Пантера - ярость и страсть
Шрифт:
– То-то, я смотрю, он в последнее время пораньше с работы уходить стал. Надо же, видать, не хотел шампанское коллективу ставить, потому и скрыл. Ох, молодежь, и куда только вы катитесь?
– Она опять вздохнула.
– Ну иди уже, только не зли его, а то он буйный бывает.
– Я тоже. А где его гримерная?
– На третьем этаже. Вон в ту дверь иди, там поднимешься по лестнице на третий этаж, пройдешь по коридору и увидишь дверь с надписью.
– Спасибо вам огромное, - искренне поблагодарила я и отправилась искать гримерную. ...Дверь была приоткрыта, изнутри доносились тихие звуки классической музыки и веяли ароматы косметики. Вокруг - ни души. Осторожно заглянув в щелку, я увидела примерно такую же комнату, как и у Любы, с зеркалами, креслами и шкафами, разделявшими помещение
Увы, это оказался не убийца, а огромный рыжий кот. Он залез в стоящий на полу картонный ящик и сосредоточенно копался лапой в сложенных там коробочках и баночках непонятного назначения. Меня он не замечал, поглощенный своим нехитрым занятием. Я невольно расслабилась, и в этот момент на мою глупую голову свалился средних размеров айсберг или что-то в этом роде, потому что в глазах потемнело от резкой боли и я сразу потеряла сознание.

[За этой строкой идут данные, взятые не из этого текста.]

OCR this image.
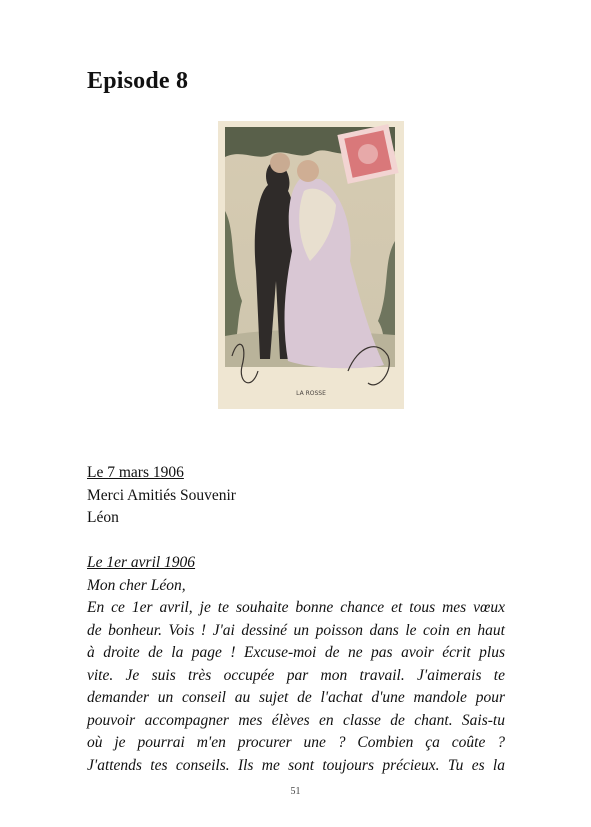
Episode 8
LA ROSSE
Le 7 mars 1906
Merci Amitiés Souvenir
Léon
Le 1er avril 1906
Mon cher Léon,
En ce 1er avril, je te souhaite bonne chance et tous mes vœux
de bonheur. Vois ! J'ai dessiné un poisson dans le coin en haut
à droite de la page ! Excuse-moi de ne pas avoir écrit plus
vite. Je suis très occupée par mon travail. J'aimerais te
demander un conseil au sujet de l'achat d'une mandole pour
pouvoir accompagner mes élèves en classe de chant. Sais-tu
où je pourrai m'en procurer une ? Combien ça coûte ?
J'attends tes conseils. Ils me sont toujours précieux. Tu es la
51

Когда я очнулась, единственным моим желанием было сунуть голову под кран с холодной водой, чтобы прошла острая боль в раскалывающемся затылке. Нос мой был забит пылью, руки и ноги связаны веревками. Первое, что я сделала, это громко чихнула, отчего голова заболела еще сильнее. Непонятно, откуда проникал сюда свет, но в помещении стоял полумрак. Я осмотрелась. Тело мое, одетое во все то же платье, лежало на полу среди каких-то старых ящиков, столов, поломанных стульев и негодных декораций, пылящихся здесь, как видно, со дня открытия театра. Все это громоздилось вокруг меня до самого потолка. Не ясно, затащил меня сюда этот парень или просто сбросил сверху. Посторонние звуки до моего слуха не доходили, и даже на мой оглушительный чих никто не отозвался. Похоже, убийца знал, что делает. Рот мой был свободен, но я не стала кричать, сознавая, что это все равно ни к чему не приведет. С превеликим трудом я кое-как поднялась и села. Рана на затылке ужасно зудела, но я не могла ее почесать - мешали веревки на руках. Интересно, думала я, перепиливая их ногтями, почему меня не прикончили? Ведь, судя по его поведению, ему это ничего не стоило сделать, да и потом, терять ему все равно уже нечего, однако же... Странный тип. Узнать бы, какое отношение он имеет к этим убитым сестрам-близняшкам и к Семе. Босс сейчас, наверное, допрашивает Голубева на предмет убийства Любы, а тот даже сказать ничего толком не может, потому что ничего не видел. Еще, чего доброго, заподозрят меня в убийстве гримерши. Впрочем, я понятия не имела, сколько времени провалялась здесь, а значит, события сейчас вполне могли уже развиваться по-другому. Не исключено, что босс уже во всем разобрался и поймал этого волосатого типа. Ведь ничего не стоит вычислить по пропуску на проходной в Останкине его фамилию и все остальное. Родион у нас умница, он сразу догадается, что к чему. А может, и нет...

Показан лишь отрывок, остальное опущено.